Tributo a Little Richard

14-05-2020

Tutti Frutti

Muitas vezes te pedi -

era na casa da Rua do Infante -

que pusesses no pick-up o EP do Little Richard,

um dos teus tesouros mais bem guardados -


e que nós, teus amigos ainda imberbes, invejávamos

nessas longas tardes estivais de todos os sonhos,

de todas as viagens impossíveis

que a idade tornava possíveis. 


E nunca me negaste - Deus te guarde - tal pedido,

esse bilhete para um breve transe suado e ruidoso,

que auspiciava para nós um mundo tutti frutti -

a wop bop a loo bop a lop bam boom.


Hoje Little Richard baixou os pés e as mãos do piano

e abandonou o palco,

embora a voz e o insano grito permaneçam

como um eco distante e não silenciável,


e embora os motivos blue e crazy, leste-oeste, Sue e Daisy, dois amores

se conservem em formol mas sempre audíveis.

Apetece mentir: mais jovens

do que nunca.


O mundo, esse, é que perdeu o sabor tutti frutti,

giradas cinco décadas em 78 rotações

está amargo o mundo e ácido, insípido às vezes,

como nunca até agora o conhecemos.   

9-5-2020

João Pedro Mésseder (n. 1957)

Autor de Fissura, 2000, Elucidário de Youkali seguido de Ordem Alfabética, 2006, A Doença das Cores seguido de Ilhas de Deus, 2016, E Nele Todo o Sangue se Concentra, 2018, entre outros. Publicado em 14-5-2020.



Noite de insónia... 


Noite de insónia.
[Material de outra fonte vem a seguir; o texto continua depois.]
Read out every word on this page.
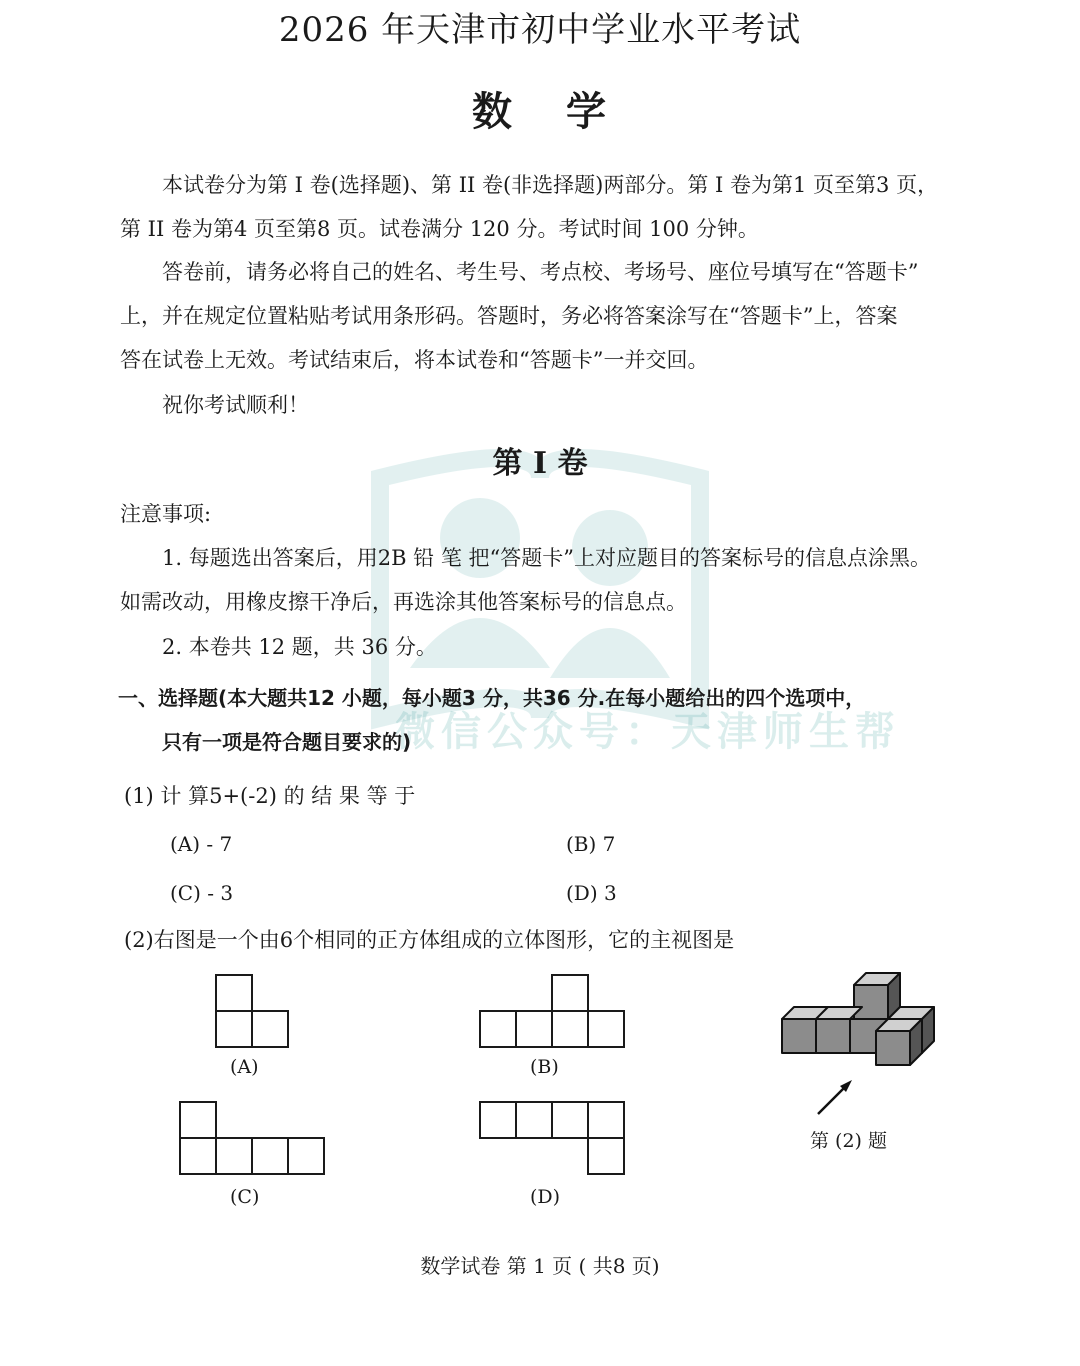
微信公众号：天津师生帮
2026 年天津市初中学业水平考试
数 学
本试卷分为第 I 卷(选择题)、第 II 卷(非选择题)两部分。第 I 卷为第1 页至第3 页，
第 II 卷为第4 页至第8 页。试卷满分 120 分。考试时间 100 分钟。
答卷前，请务必将自己的姓名、考生号、考点校、考场号、座位号填写在“答题卡”
上，并在规定位置粘贴考试用条形码。答题时，务必将答案涂写在“答题卡”上，答案
答在试卷上无效。考试结束后，将本试卷和“答题卡”一并交回。
祝你考试顺利！
第 I 卷
注意事项:
1. 每题选出答案后，用2B 铅 笔 把“答题卡”上对应题目的答案标号的信息点涂黑。
如需改动，用橡皮擦干净后，再选涂其他答案标号的信息点。
2. 本卷共 12 题，共 36 分。
一、选择题(本大题共12 小题，每小题3 分，共36 分.在每小题给出的四个选项中，
只有一项是符合题目要求的)
(1) 计 算5+(-2) 的 结 果 等 于
(A) - 7	(B) 7
(C) - 3	(D) 3
(2)右图是一个由6个相同的正方体组成的立体图形，它的主视图是
(A)	(B)
(C)	(D)
第 (2) 题
数学试卷 第 1 页 ( 共8 页)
Como Bartolomeu Dias

Dobrei o cabo das Tormentas

Mas num oceano sem esperança.

Os dias tornam-se difíceis

E as raparigas desapareceram

Das ruas.

Agora a tristeza funda dos Outonos

Floresce nesta Primavera em flor

Como se as vespas entrassem

Nas cozinhas atraídas pelas geleias

Da minha mãe.

Morreu o Little Richard

Tudo que é sólido se desvanece

No ar como diria o velho Marx.

Vamos caminhando

Para o olvido como rios

Para o eterno mar.

Com a morte dos outros

Morremos também.

Tenho saudades das minhas antigas

Insónias

Do valium que roubava do cofre

Do meu avô

Das horas implacáveis

Do relógio da Bolsa.

Tudo passa até

A Maria dos Remédios

Com os seus cabelos loiros de loira ingrata

E a mini-saia à Sylvie Vartan

Caminhando como se fizesse amor

Diante dos meus olhos extasiados.

Noite de insónia

E uma ressaca do tamanho do mundo

E uma dor de cabeça do tamanho

Da Via Láctea.

Antimieri diria o Voznesenski

No seu jeito incomum

De dizer as coisas

Que todos pensávamos em segredo

Com medo do castigo de deus.

Antimieri

Para mal dos nossos pecados.

10-5-2020

José Soares Martins (n. 1953)

Escritor e professor universitário. Co-autor de Setembro (1984), Ménage à Trois (2011), Bicho-da-seda (2020) e de obras e artigos na sua área de investigação, a psico-sociologia. Publicado em 14-5-2020.